General Motors was no doubt feeling festive too, as the GMC Sierra’s fortunes were elevated four places in overall vehicle rankings thanks to 4,011 deliveries, compared to just 3,601 in November. This represented a gain of 11.4 percent month-over-month, and a whopping 48 percent year-over-year, while the automaker’s near identical Chevrolet Silverado grew its year-over-year sales by 16 percent to 2,970 units, albeit only managed sixth place in the standings. Interestingly, if Sierra and Silverado sales were counted as one vehicle, which they are under the skin, the GM trucks would have been in first place overall in December with 6,981 deliveries total.
The Sierra’s strong showing knocked Toyota’s RAV4 from third to fourth, a place it had held since June.
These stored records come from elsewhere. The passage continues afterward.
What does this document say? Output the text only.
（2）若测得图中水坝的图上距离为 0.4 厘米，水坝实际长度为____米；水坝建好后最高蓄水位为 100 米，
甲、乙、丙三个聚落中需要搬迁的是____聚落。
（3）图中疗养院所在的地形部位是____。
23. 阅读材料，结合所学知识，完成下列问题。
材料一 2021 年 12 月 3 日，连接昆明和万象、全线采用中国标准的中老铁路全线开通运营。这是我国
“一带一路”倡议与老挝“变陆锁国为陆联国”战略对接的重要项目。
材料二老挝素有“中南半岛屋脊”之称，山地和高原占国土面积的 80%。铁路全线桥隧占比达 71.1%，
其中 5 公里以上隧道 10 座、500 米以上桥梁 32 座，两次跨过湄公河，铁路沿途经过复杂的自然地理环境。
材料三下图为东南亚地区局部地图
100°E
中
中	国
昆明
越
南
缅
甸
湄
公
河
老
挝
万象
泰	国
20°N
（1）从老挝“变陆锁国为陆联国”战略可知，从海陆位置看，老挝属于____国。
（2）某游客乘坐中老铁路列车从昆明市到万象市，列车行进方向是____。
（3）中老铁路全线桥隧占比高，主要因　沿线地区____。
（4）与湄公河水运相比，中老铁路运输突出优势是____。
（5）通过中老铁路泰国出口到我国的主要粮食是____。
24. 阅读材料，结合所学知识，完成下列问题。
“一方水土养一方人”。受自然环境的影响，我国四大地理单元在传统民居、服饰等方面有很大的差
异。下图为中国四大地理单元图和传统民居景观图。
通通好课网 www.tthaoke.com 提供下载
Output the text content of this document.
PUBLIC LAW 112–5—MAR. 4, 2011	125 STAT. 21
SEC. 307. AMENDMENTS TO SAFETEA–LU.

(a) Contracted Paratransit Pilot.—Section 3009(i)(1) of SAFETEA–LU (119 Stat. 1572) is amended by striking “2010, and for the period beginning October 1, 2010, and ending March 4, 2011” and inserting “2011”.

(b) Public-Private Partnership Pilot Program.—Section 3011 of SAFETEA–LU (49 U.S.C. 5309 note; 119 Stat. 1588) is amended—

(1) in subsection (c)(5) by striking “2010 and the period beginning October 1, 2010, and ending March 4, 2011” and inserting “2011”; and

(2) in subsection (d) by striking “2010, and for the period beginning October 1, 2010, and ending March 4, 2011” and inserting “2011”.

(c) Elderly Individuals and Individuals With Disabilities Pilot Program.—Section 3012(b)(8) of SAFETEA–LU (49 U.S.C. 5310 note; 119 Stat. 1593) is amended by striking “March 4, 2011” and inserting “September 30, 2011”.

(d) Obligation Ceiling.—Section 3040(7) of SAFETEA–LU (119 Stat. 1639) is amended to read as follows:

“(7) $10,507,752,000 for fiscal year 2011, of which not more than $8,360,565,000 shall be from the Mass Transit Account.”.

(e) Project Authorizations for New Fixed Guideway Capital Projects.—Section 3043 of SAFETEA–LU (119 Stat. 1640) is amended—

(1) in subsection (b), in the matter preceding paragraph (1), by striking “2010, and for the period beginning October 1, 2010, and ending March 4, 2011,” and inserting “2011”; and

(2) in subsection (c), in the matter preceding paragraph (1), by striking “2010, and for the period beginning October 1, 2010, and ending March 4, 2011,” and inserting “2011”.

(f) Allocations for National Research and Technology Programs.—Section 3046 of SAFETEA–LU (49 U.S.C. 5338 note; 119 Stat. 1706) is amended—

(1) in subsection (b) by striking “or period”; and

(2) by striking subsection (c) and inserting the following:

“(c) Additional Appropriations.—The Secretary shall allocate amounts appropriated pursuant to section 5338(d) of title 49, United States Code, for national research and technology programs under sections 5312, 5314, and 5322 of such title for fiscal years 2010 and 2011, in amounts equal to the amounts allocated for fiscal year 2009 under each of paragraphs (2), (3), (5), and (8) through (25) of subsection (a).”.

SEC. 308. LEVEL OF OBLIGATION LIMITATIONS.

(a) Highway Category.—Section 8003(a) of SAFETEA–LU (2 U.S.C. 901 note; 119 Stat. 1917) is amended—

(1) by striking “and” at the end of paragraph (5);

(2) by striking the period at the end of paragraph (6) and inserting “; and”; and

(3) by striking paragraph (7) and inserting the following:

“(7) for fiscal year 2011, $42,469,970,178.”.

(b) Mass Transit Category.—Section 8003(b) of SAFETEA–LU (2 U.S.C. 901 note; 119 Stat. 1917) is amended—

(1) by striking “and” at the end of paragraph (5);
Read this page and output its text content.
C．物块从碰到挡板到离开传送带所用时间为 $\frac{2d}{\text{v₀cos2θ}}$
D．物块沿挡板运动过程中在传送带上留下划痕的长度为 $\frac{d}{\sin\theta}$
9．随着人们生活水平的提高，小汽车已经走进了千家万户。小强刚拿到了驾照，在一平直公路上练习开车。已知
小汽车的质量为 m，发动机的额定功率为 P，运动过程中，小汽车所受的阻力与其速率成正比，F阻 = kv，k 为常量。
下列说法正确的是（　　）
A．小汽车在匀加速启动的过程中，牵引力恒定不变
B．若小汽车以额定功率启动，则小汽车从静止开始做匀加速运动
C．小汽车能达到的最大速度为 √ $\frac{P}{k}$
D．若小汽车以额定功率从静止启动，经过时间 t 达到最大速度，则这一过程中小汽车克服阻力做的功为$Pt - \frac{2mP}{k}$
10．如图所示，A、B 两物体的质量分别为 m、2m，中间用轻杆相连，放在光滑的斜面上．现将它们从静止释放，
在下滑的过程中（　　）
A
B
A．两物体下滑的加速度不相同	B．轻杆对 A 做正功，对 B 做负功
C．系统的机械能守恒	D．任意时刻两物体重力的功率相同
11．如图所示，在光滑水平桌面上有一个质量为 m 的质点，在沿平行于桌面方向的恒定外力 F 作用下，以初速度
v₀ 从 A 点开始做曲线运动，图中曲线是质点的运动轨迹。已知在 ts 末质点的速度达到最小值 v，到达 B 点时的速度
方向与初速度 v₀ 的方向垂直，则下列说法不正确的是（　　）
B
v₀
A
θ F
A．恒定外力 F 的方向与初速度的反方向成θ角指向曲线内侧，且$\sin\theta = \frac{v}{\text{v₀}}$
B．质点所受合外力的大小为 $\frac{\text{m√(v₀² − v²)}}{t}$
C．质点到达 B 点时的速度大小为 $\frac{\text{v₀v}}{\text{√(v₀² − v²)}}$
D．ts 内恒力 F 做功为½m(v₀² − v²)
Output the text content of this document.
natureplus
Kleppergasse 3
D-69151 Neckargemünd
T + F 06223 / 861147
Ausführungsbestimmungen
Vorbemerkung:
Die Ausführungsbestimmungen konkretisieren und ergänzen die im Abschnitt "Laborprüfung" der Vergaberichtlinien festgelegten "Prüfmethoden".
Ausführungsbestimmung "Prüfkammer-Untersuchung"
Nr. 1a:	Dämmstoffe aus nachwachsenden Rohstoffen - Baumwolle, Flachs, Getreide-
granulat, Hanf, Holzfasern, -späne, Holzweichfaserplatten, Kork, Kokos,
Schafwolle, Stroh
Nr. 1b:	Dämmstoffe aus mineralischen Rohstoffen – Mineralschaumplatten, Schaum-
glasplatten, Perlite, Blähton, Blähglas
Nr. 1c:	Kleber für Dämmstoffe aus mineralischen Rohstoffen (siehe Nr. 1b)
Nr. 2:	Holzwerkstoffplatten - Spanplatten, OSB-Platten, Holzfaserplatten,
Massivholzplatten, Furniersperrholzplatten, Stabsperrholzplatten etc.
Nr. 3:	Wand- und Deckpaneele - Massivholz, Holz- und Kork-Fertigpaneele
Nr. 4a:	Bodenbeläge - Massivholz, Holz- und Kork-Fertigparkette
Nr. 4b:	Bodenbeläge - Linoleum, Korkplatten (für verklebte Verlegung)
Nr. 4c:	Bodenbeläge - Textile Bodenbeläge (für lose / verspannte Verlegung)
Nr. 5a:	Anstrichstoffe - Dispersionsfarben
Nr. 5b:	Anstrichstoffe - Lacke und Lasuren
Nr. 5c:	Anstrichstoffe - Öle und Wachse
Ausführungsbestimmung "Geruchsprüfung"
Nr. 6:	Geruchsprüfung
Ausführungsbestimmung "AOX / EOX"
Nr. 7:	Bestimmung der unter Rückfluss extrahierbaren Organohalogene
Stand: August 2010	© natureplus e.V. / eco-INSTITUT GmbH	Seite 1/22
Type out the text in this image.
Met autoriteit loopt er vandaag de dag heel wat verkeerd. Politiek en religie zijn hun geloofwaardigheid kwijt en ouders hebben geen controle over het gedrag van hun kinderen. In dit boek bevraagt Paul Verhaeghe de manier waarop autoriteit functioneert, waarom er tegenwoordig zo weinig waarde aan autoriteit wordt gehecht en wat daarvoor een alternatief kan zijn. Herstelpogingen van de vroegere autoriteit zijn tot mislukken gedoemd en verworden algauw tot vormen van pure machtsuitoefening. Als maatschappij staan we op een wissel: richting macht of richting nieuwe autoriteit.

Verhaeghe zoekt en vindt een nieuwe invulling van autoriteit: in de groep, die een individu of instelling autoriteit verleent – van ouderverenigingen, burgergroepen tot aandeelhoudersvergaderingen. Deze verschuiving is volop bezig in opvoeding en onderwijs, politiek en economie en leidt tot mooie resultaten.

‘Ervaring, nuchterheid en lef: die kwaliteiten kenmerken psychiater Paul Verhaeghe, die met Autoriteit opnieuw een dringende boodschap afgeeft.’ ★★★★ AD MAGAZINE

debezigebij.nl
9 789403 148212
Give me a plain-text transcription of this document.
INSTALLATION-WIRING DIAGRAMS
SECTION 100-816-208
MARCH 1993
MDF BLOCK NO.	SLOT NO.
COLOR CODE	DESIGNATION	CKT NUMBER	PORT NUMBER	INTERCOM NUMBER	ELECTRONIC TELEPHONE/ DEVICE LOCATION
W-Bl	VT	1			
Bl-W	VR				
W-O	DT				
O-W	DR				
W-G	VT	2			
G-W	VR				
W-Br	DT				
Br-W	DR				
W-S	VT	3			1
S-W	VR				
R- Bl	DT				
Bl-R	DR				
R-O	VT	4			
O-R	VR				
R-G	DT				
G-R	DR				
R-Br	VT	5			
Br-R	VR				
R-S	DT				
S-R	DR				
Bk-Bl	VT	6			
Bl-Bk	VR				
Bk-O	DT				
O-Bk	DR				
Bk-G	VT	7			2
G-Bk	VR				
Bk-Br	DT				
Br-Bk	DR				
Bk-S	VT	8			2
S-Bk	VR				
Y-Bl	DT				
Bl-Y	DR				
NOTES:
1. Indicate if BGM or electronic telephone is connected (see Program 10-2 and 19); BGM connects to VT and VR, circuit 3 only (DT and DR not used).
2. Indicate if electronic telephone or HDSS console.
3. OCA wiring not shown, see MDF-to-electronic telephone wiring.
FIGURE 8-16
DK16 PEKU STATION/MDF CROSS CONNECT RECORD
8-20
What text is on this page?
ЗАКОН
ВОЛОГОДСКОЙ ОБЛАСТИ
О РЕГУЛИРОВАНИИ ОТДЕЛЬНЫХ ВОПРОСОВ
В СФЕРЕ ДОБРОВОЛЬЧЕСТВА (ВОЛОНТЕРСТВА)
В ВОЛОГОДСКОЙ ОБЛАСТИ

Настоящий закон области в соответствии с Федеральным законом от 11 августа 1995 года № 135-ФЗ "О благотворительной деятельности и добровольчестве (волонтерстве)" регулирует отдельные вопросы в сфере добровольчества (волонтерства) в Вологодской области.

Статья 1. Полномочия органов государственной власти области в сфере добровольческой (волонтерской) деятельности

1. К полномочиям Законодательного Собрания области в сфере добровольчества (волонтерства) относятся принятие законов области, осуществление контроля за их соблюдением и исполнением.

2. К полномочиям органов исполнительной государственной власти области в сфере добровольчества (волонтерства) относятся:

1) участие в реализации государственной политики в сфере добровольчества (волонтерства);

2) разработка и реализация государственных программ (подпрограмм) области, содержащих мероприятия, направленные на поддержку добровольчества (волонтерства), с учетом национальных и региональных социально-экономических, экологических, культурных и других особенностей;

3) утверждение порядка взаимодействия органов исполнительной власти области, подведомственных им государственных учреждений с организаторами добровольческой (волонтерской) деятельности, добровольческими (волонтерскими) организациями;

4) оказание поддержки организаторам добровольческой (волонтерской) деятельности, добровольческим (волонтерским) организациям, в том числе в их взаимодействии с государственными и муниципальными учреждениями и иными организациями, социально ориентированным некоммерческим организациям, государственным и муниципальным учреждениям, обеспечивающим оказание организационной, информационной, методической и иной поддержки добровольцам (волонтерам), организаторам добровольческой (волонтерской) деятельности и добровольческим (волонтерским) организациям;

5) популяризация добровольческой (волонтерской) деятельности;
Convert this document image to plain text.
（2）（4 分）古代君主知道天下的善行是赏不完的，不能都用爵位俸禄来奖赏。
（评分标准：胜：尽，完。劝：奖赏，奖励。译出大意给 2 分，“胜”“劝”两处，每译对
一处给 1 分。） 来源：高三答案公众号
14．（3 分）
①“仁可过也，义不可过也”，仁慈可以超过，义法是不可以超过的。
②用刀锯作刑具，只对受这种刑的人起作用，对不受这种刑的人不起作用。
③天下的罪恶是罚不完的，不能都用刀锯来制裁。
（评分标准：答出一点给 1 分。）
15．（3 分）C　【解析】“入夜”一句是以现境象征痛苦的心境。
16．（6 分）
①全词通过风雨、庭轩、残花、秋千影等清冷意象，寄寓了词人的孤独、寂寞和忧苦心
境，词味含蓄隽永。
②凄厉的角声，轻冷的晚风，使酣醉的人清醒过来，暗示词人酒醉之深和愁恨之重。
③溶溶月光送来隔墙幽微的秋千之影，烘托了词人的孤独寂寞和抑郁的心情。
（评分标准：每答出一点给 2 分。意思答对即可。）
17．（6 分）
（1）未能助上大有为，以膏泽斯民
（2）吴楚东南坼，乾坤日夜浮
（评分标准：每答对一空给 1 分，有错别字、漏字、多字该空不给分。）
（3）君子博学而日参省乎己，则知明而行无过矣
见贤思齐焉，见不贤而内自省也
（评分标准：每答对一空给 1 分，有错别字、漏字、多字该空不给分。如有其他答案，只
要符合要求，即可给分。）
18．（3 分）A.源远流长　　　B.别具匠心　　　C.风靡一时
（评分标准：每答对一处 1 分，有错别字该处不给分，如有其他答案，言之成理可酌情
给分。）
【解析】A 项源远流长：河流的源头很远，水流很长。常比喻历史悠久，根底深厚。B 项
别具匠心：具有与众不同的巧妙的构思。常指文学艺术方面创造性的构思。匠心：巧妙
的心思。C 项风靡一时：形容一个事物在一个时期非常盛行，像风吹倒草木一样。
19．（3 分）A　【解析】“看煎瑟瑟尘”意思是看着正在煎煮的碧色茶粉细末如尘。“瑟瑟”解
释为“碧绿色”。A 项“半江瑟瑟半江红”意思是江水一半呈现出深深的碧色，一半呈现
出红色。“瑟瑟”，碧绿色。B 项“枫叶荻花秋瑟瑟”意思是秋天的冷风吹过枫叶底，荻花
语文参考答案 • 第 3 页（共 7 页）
The RAV4’s 3,793 December deliveries represented a drop of 32.7 percent since November and 6 percent year-over-year, an anomaly that isn’t likely due to the introduction of the redesigned 2020 Ford Escape that pushed that model’s 3,116 December sales up more than 12 percent from the month before and 30 percent from December of 2018.
Behind Chevy’s Silverado, in seventh place, is Honda’s CR-V, with 2,641 sales after nearly a 35-percent decline from the previous month and 29 percent drop year-over-year, while the eight-place Toyota Corolla rose up to reclaim best-selling car status with 2,431 deliveries, albeit this while seeing a downturn of almost 32 percent from the month prior and 17 percent year-over-year.
The Corolla managed top-dog amongst cars because the Hyundai Elantra tumbled from sixth to ninth in the standings, after a particularly poor December saw just 2,150 new buyers, resulting in a 40.9-percent month-over-month sales slide, albeit 6 percent growth from December of 2018.
Lastly, 10th place was claimed by Nissan’s Rogue that hadn’t been in the top-10 since September when it sat ninth. The Rogue earned a December total of 2,144 units, which actually sees it down 7 percent from the same month last year.